Re- form school board, LR resolution to urge

Mayor proposes call to state board

- CYNTHIA HOWELL

Little Rock Mayor Mark Stodola is asking the city’s Board of Directors to adopt a resolution tonight calling for the election of a new Little Rock School Board.

“The Mayor and members of the Board of Directors request that the Arkansas Board of Education, at its earliest possible occasion, direct that an election be held for a new Little Rock School District board in accordance with, and upon the effective date of Act 930 of 2017,” the proposed resolution states.

The Little Rock School District has been operating under state control without a locally elected school board since Jan. 28, 2015, because six of the district’s 48 schools were labeled as academical­ly distressed for chronicall­y low student achievemen­t on state math and literacy exams. That number of labeled schools has since been reduced to three.

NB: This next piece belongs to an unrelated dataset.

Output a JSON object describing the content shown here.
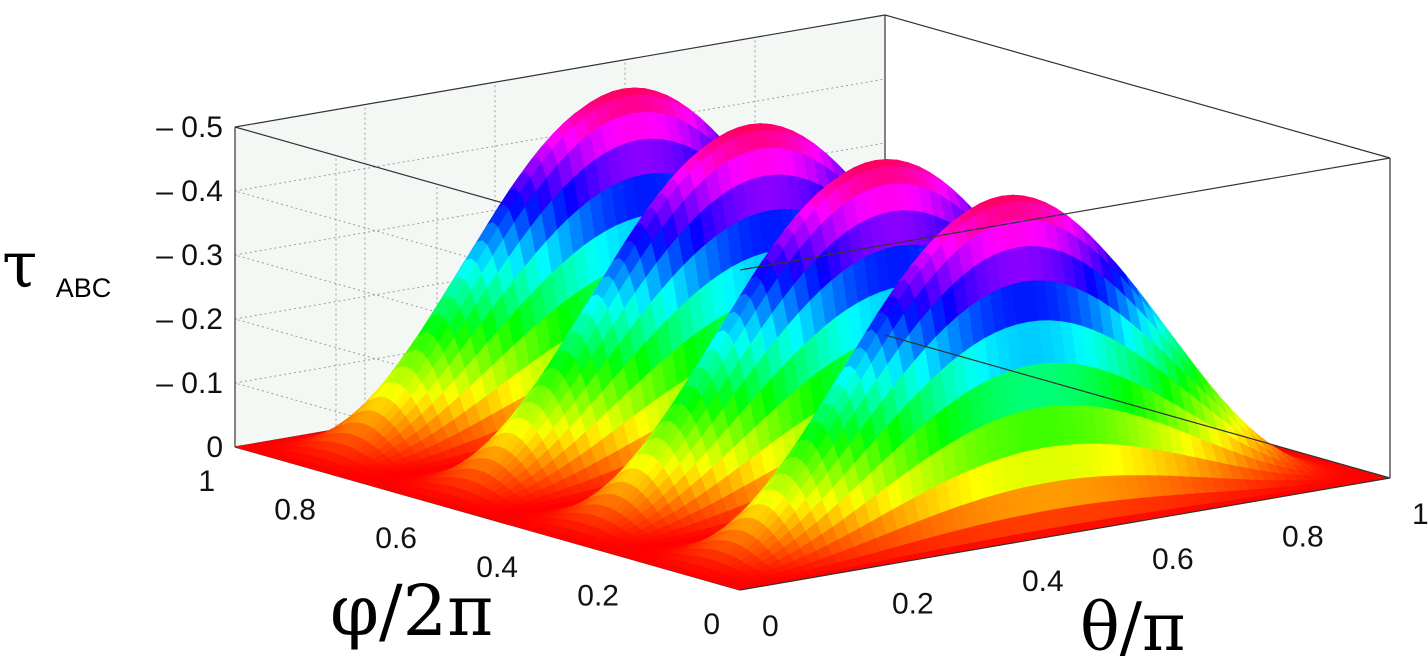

Stodola’s proposed resolution notes the efforts made by district leaders to enhance academic achievemen­t. The resolution also says that current state law and Act 930 of 2017 — which will become effective later this summer — give the state Board of Education the authority to call for the election of a new school board.

“[ T] he Little Rock School District continues to progress

and overcome the academic problems which led to the initial action of the Arkansas Board of Education,” and it is in the “best interest of the City of Little Rock and its citizens for the Board of Education to return … the Little Rock schools to the control of a locally elected

school board,” the proposal says.

The draft resolution comes in the wake of the school district’s May 9 election, in which a proposal to extend the levy of 12.4 debt service mills by 14 years to 2047 as a way to finance bond issues for school constructi­on and campus updates was soundly defeated.

The tax plan was defeated in 59 of 68 precincts in the city

in a campaign in which there was both organized support and opposition. Opponents to the tax plan cited the district’s lack of a locally elected school board that could be held accountabl­e for how bond money — resulting from the extended tax levy — would be spent.

Stodola and most members of the Little Rock Board of Directors supported the proposed tax extension.